SocGen joins the growing list of financial institutions seeking to raise fresh capital. Until now, this activity has been limited to large investment banks that have turned to sovereign wealth funds. But it was only a matter of time before a bank decided to turn to its own shareholders.

SocGen’s rights issue will have made this harder for other banks to contemplate.

And speaking of sovereign wealth funds, controlled by among others countries armed with petrodollars and Wahabism, even the IMF wants them more regulated…and the Saudis were protesting they need their secrecy, at the Davos conference occurring at exactly the same time as the SocGen meltdown:

The IMF’s move comes as countries with sovereign wealth funds and recipient states skirmished at the World Economic Forum in Davos over the need for a code of conduct for such state-owned investment funds.

The US Treasury and other advanced nations insist on the need for guidelines to cover the transparency of the funds and to prohibit aggressive behaviour by the funds as investors.

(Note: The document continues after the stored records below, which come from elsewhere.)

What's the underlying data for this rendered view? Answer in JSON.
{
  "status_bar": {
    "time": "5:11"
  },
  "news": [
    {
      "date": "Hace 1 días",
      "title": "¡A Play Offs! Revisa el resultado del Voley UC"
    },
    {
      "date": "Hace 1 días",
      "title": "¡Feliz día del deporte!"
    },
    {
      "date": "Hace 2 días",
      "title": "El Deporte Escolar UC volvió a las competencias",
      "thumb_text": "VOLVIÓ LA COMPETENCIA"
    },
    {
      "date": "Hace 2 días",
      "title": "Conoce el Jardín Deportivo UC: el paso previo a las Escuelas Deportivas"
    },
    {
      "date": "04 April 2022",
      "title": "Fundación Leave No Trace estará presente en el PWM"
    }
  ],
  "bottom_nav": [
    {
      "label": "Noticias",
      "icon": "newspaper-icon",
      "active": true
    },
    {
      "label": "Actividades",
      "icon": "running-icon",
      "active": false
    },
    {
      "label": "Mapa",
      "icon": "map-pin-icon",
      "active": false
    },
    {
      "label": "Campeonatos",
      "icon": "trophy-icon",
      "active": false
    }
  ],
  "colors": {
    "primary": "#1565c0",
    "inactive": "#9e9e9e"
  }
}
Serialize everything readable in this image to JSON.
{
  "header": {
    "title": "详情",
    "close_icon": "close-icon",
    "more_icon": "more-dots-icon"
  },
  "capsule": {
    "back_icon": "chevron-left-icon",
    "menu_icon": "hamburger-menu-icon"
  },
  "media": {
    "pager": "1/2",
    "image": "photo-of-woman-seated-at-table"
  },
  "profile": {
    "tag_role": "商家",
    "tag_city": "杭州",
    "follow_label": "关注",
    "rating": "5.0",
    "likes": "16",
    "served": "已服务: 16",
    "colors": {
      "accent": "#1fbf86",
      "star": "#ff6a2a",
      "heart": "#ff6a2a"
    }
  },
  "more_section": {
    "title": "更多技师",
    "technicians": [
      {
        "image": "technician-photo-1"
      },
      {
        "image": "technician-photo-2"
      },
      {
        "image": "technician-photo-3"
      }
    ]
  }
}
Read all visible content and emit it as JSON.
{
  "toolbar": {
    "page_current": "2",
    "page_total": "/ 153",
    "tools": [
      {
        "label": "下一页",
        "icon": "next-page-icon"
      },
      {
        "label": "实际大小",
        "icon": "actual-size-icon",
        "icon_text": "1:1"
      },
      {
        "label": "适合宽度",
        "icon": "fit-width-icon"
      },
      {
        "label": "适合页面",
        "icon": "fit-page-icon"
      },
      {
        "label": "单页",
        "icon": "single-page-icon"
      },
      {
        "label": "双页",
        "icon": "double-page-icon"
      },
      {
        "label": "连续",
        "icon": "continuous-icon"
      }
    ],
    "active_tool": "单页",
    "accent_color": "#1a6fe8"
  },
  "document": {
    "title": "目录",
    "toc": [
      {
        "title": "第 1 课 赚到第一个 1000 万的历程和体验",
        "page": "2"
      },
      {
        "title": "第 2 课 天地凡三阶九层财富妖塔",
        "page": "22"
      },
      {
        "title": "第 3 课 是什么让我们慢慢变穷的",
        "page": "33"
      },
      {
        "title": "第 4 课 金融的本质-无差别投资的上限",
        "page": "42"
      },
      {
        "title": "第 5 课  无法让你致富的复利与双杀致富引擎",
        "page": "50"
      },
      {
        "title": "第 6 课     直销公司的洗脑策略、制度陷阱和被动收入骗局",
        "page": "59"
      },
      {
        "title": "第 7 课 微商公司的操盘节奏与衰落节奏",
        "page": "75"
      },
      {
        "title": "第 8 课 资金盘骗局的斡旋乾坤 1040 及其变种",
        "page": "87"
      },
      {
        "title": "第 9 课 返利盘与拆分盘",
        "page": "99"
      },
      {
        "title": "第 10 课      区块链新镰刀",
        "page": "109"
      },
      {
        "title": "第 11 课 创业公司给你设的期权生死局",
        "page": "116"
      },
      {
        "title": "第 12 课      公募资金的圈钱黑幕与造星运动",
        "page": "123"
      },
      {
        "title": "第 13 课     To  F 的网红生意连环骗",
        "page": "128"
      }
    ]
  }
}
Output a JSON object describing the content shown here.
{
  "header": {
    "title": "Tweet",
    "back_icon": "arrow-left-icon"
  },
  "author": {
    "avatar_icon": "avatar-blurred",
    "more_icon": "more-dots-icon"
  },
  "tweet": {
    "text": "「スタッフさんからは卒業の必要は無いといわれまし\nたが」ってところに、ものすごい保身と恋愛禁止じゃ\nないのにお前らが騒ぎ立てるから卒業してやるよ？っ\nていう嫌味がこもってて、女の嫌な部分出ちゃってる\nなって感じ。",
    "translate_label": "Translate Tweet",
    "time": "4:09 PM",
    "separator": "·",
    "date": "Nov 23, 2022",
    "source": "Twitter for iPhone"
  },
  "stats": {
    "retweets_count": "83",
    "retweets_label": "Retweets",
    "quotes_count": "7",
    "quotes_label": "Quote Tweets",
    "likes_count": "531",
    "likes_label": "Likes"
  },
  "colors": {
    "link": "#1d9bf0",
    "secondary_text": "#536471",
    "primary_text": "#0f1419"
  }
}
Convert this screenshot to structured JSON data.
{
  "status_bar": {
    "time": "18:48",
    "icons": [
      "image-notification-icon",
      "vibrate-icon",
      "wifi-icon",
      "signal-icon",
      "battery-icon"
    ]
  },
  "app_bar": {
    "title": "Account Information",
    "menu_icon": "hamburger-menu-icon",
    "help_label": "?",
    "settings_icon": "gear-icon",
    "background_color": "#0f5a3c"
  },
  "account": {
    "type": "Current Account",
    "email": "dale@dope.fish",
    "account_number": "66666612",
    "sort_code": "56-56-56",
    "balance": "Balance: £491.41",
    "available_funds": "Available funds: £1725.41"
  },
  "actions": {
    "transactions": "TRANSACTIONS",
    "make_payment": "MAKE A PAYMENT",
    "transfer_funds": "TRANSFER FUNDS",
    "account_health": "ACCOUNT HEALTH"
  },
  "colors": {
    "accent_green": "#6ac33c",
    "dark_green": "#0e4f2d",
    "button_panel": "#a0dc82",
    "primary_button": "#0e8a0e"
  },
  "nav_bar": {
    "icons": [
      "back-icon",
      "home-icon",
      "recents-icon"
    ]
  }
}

Lawrence Summers, the former US Treasury secretary, recognised that sovereign wealth funds had so far proved model investors but was baffled why, if they intended to continue to behave well, there was reluctance to sign a code of -conduct.

Speaking about a hypothetical and damaging piece of state-led pressure from a sovereign wealth fund, he said: “The argument, ‘We’ve never done x, but it would be the end of the world if we were to refuse to do x’ is not entirely reassuring for people concerned about x.”

But Mohamed Al-Jasser, vice-governor of the Saudi Arabian Monetary Agency, the country’s central bank, replied that such statements implied that “the sovereign wealth funds are guilty until proven innocent”.

They ARE “guilty until proven innocent. ” Sovereign wealth funds represent the interests of national elites, not the market, and Islamist nations such as Saudi Arabia are imperialists looking to assert their supremacy over other countries.